There signs that The X Factor is also past its best? That like Big Brother, its moment may have passed and that it will be gone before too long?

What evidence is there for this: does the backlash that led to Rage Against The Machine beating The X Factor winner Joe McElderry to the Christmas number one prove anything? Probably not, as that was spearheaded by the anti-The X Factor brigade (always a sizeable group). But it was a moment that may one day mark a turning point, the beginning of the end.

Big Brother's decline and fall seems obvious in retrospect, that it stopped being a zeitgeist show that purported to tell us something about humanity and instead became a freak show for the fame-hungry, with the Jade Goody/Shilpa Shetty race row as the moment it became more socially acceptable to hate rather than love the show.

While X Factor 2009 garnered the biggest ratings, it also became cooler to loathe it. And the quality slumped. There was no Leona Lewis this time around, even though Joe McElderry undoubtedly has a West End career ahead of him. The entertainment value of Jedward could not mask that.

Tinkering with the format has grown the show's legend, but affected its quality. Auditions in front of 3,000 other auditionees made the show seem bigger but added nothing. Its only real success was Jamie "Afro" Archer's Sex On Fire, but mostly it just detracted from the uniqueness of the "live finals".

There is now talk of the live final moving to Wembley Arena. It seems like a great idea, but it might prove overkill. Watching a TV show being made is a substantially different experience to a concert and maintaining the atmosphere among a large crowd during ad breaks and video reminders may be hard to maintain.

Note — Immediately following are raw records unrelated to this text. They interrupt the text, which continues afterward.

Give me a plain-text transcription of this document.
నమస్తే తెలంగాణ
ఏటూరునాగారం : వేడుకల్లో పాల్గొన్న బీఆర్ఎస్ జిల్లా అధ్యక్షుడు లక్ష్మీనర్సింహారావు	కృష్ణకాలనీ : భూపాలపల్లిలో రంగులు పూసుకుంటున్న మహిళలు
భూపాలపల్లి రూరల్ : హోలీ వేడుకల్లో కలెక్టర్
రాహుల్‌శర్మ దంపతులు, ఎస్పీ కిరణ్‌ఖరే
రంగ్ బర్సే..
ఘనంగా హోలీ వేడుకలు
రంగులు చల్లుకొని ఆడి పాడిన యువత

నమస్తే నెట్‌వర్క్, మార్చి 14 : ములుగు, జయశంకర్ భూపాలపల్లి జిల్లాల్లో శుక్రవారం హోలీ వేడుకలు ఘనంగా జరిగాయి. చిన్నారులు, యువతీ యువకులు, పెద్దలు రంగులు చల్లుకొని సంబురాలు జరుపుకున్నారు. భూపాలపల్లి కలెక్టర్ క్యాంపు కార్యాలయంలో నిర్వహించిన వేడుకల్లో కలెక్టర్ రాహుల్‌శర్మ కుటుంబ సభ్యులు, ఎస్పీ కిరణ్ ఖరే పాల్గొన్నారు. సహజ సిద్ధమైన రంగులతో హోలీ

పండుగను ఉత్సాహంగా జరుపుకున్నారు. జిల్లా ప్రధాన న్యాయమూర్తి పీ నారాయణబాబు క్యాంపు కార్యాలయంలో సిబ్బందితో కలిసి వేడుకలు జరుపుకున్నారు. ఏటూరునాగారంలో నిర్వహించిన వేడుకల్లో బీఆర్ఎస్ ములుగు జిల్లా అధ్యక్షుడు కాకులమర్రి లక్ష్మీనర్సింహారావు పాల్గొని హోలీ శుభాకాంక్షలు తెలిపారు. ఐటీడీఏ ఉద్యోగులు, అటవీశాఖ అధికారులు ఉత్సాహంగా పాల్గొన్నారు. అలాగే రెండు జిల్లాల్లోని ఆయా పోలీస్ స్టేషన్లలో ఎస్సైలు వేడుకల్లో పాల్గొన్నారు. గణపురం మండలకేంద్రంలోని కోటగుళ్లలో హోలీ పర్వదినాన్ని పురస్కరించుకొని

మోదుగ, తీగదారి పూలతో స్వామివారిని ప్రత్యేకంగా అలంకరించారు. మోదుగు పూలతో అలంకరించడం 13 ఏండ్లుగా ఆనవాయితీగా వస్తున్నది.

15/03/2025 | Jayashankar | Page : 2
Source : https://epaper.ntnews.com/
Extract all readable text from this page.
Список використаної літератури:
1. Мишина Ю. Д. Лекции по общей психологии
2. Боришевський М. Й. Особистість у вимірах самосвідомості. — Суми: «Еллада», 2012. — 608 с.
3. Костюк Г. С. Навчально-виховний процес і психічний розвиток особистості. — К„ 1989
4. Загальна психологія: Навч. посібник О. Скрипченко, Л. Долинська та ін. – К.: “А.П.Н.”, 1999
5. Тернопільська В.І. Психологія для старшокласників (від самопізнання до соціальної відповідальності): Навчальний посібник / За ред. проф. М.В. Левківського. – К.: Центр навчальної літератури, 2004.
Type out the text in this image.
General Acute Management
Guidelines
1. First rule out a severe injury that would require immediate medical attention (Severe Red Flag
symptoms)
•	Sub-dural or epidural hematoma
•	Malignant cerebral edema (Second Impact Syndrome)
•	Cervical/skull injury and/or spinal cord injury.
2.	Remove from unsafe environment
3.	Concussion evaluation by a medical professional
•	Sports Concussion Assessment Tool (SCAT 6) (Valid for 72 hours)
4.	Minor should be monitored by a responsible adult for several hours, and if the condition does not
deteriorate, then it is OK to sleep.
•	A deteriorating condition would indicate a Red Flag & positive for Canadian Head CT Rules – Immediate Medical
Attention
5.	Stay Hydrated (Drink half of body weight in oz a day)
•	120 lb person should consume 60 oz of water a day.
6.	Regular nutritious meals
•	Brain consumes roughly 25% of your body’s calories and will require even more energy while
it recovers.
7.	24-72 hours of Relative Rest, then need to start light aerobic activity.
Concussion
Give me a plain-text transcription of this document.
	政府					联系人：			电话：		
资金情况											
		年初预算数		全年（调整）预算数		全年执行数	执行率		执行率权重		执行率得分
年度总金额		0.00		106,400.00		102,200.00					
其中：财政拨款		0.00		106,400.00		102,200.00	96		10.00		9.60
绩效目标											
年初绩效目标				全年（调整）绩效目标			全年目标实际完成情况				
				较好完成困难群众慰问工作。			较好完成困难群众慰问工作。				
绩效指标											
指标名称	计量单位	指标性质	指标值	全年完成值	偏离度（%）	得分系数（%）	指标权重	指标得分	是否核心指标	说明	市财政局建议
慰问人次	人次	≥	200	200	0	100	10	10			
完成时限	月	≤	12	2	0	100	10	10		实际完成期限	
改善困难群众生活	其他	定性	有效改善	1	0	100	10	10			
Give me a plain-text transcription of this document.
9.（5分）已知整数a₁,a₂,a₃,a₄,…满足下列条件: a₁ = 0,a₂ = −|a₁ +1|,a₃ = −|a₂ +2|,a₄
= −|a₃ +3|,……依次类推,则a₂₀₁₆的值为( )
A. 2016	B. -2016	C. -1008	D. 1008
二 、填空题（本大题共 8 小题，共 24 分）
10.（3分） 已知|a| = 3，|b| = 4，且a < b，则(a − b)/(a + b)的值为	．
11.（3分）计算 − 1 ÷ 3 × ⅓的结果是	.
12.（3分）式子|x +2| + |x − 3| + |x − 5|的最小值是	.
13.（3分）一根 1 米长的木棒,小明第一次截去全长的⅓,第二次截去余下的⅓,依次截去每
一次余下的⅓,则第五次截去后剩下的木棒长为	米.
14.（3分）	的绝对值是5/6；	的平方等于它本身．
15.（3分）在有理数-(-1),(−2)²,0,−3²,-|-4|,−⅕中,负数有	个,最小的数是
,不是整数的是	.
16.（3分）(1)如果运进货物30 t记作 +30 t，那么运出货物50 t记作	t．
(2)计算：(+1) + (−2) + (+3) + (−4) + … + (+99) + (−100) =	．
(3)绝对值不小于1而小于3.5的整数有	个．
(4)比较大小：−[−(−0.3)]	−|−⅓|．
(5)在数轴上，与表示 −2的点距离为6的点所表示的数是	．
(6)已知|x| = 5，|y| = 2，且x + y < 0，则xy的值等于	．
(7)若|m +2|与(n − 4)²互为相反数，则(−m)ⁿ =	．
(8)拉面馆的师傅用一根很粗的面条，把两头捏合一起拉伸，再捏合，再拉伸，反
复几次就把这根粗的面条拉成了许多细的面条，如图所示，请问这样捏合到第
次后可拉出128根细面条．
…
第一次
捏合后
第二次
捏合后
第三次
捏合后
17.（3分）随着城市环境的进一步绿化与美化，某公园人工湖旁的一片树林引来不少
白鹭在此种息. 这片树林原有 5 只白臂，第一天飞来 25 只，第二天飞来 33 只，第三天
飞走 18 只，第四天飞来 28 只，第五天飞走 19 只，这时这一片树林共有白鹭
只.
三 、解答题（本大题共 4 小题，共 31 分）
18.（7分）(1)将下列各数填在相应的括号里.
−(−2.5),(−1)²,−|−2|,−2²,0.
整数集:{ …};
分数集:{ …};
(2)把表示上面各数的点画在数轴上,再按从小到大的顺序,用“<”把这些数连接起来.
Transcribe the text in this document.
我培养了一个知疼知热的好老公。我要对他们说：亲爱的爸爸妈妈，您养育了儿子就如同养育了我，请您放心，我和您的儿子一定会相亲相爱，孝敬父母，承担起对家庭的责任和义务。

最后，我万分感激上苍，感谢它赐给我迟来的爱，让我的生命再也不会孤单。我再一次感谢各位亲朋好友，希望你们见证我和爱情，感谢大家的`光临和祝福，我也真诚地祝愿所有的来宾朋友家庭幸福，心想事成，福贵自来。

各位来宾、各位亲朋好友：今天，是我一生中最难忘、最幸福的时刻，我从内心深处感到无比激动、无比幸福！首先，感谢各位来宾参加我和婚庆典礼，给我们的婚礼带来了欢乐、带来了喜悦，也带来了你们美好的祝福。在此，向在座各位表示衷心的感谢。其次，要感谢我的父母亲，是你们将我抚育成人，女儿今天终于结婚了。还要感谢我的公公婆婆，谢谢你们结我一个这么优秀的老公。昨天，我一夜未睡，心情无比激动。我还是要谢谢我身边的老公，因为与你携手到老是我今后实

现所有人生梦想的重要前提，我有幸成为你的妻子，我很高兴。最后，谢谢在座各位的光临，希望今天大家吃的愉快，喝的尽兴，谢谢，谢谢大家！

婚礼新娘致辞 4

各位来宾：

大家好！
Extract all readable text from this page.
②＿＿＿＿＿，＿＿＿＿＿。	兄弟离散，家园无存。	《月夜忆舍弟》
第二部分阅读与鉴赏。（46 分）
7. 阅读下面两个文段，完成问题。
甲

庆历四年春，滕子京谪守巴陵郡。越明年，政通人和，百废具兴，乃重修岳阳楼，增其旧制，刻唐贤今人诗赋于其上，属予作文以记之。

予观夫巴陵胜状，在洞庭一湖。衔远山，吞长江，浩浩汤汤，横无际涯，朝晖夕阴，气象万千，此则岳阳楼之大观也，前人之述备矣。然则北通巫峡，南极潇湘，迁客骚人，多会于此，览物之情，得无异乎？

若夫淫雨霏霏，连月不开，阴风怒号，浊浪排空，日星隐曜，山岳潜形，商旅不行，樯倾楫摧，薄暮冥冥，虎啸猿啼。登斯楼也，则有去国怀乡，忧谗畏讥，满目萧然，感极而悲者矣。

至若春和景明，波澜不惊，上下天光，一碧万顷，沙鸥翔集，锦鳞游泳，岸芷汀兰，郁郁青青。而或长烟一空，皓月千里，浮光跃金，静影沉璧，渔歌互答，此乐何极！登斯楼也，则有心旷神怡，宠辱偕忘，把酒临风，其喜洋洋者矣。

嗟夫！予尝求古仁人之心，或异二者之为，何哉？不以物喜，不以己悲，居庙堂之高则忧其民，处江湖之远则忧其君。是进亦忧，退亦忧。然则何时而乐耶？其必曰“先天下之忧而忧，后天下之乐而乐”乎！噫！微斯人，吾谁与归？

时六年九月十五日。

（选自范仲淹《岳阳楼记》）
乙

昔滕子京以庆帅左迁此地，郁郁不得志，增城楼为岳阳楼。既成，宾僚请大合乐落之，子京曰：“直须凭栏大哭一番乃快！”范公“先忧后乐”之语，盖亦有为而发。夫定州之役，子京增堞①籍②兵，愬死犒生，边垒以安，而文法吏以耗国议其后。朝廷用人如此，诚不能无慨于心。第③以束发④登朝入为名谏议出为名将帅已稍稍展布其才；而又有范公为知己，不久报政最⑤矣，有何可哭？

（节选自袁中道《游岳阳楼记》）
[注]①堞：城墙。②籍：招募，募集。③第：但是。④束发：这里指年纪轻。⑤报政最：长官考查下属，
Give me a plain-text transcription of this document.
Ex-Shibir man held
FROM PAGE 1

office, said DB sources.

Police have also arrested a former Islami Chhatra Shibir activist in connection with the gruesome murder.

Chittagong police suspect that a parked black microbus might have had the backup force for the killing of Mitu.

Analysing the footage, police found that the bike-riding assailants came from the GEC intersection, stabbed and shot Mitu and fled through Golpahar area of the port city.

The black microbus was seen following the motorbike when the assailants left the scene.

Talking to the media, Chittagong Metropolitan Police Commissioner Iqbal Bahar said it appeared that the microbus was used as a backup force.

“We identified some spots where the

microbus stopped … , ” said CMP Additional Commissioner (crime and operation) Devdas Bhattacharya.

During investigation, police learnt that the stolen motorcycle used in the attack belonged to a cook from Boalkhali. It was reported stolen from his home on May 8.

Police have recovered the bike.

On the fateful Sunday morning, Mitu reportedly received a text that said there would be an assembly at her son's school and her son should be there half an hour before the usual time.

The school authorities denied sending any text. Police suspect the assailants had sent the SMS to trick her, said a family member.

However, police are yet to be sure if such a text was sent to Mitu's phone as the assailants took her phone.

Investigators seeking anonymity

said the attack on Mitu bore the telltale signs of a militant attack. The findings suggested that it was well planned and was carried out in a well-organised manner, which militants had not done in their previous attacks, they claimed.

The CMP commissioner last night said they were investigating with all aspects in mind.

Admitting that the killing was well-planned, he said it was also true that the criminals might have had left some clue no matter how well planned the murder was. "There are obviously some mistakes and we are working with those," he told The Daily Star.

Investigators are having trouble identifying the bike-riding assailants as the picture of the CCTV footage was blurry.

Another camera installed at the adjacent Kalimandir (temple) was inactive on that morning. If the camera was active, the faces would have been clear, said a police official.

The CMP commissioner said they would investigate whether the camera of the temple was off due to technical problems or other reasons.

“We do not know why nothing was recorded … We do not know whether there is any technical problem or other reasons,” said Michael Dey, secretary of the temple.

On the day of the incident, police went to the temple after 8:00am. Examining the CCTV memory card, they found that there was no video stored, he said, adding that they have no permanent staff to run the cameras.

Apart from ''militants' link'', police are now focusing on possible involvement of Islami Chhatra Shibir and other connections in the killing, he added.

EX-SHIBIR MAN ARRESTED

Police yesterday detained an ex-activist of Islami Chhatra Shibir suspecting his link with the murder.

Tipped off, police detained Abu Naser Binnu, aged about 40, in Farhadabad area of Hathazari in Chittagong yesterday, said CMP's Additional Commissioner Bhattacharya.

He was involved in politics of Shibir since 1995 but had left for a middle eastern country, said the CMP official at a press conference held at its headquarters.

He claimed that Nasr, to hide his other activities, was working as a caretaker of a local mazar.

The dynamic of the judges has been adversely affected by the move from three to four, not least because an even number of judges means more deadlocks and the cop-out of judges dodging the very reason they are there and throwing the decision to the audience. Simon Cowell and Jedward, anyone?

And speaking of Cowell, can he maintain The X Factor on two continents and also appear in Britain's Got Talent? If he had to, which would he give up? At what point is the Cowell brand spread too thinly? At what point does the public decide it has had enough of him? The noughties belonged to Big Brother and X Factor, but does a new decade demand that we all move on?